Extended Horizon Model Predictive Control for Cooperative Encirclement of Unmanned Surface Vehicle Swarm

Authors

  • Rongjie Cai Guangdong Ocean University, St. Petersburg Institute of Shipbuilding and Marine Technology, Zhanjiang 524088, Guangdong, China
  • Ruiyang Wen Guangdong Ocean University, St. Petersburg Institute of Shipbuilding and Marine Technology, Zhanjiang 524088, Guangdong, China
  • Zhengxuan Song Guangdong Ocean University, St. Petersburg Institute of Shipbuilding and Marine Technology, Zhanjiang 524088, Guangdong, China
  • Guanliang Chen Guangdong Ocean University, St. Petersburg Institute of Shipbuilding and Marine Technology, Zhanjiang 524088, Guangdong, China
  • Haowen Liu Guangdong Ocean University, St. Petersburg Institute of Shipbuilding and Marine Technology, Zhanjiang 524088, Guangdong, China
  • Liangfa Hong Guangdong Ocean University, St. Petersburg Institute of Shipbuilding and Marine Technology, Zhanjiang 524088, Guangdong, China

DOI:

https://doi.org/10.54097/tpj08t81

Keywords:

Unmanned surface vehicle, model predictive control, cooperative encirclement, extended horizon control

Abstract

Cooperative encirclement of moving targets using unmanned surface vehicle (USV) swarms plays a vital role in maritime patrol, active interception, and autonomous cluster confrontation missions. Conventional finite-horizon model predictive control strategies often suffer from short-sighted control decisions and gradual performance degradation in long-duration cooperative tasks, which may cause unstable formation evolution and potential constraint violations. To address these limitations, this paper proposes an extended horizon model predictive control (EH-MPC) method for USV swarm cooperative encirclement.
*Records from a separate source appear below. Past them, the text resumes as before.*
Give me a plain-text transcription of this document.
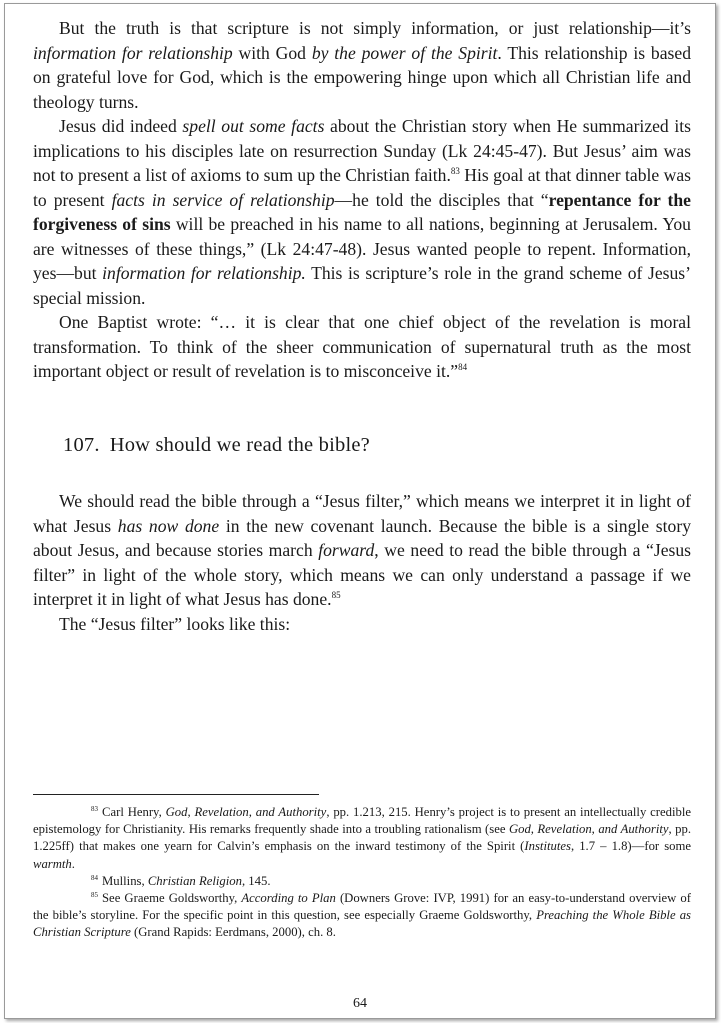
But the truth is that scripture is not simply information, or just relationship—it’s information for relationship with God by the power of the Spirit. This relationship is based on grateful love for God, which is the empowering hinge upon which all Christian life and theology turns.

Jesus did indeed spell out some facts about the Christian story when He summarized its implications to his disciples late on resurrection Sunday (Lk 24:45-47). But Jesus’ aim was not to present a list of axioms to sum up the Christian faith.$^{83}$ His goal at that dinner table was to present facts in service of relationship—he told the disciples that “repentance for the forgiveness of sins will be preached in his name to all nations, beginning at Jerusalem. You are witnesses of these things,” (Lk 24:47-48). Jesus wanted people to repent. Information, yes—but information for relationship. This is scripture’s role in the grand scheme of Jesus’ special mission.

One Baptist wrote: “… it is clear that one chief object of the revelation is moral transformation. To think of the sheer communication of supernatural truth as the most important object or result of revelation is to misconceive it.”$^{84}$

107. How should we read the bible?

We should read the bible through a “Jesus filter,” which means we interpret it in light of what Jesus has now done in the new covenant launch. Because the bible is a single story about Jesus, and because stories march forward, we need to read the bible through a “Jesus filter” in light of the whole story, which means we can only understand a passage if we interpret it in light of what Jesus has done.$^{85}$

The “Jesus filter” looks like this:

$^{83}$ Carl Henry, God, Revelation, and Authority, pp. 1.213, 215. Henry’s project is to present an intellectually credible epistemology for Christianity. His remarks frequently shade into a troubling rationalism (see God, Revelation, and Authority, pp. 1.225ff) that makes one yearn for Calvin’s emphasis on the inward testimony of the Spirit (Institutes, 1.7 – 1.8)—for some warmth.

$^{84}$ Mullins, Christian Religion, 145.

$^{85}$ See Graeme Goldsworthy, According to Plan (Downers Grove: IVP, 1991) for an easy-to-understand overview of the bible’s storyline. For the specific point in this question, see especially Graeme Goldsworthy, Preaching the Whole Bible as Christian Scripture (Grand Rapids: Eerdmans, 2000), ch. 8.

64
By extending the optimization prediction horizon, the proposed method endows the controller with long-term decision-making capability, effectively optimizing the swarm formation evolution while strictly maintaining multiple physical constraints, including inter-vehicle safety distance and formation centroid tracking. Comprehensive numerical simulations demonstrate that the EH-MPC strategy can achieve smooth and stable encirclement trajectory evolution, sustained collision-free performance, and high-precision centroid tracking during long-time marine missions. The results verify that the proposed method possesses excellent stability, constraint adaptability, and cooperative consistency for USV swarm encirclement applications.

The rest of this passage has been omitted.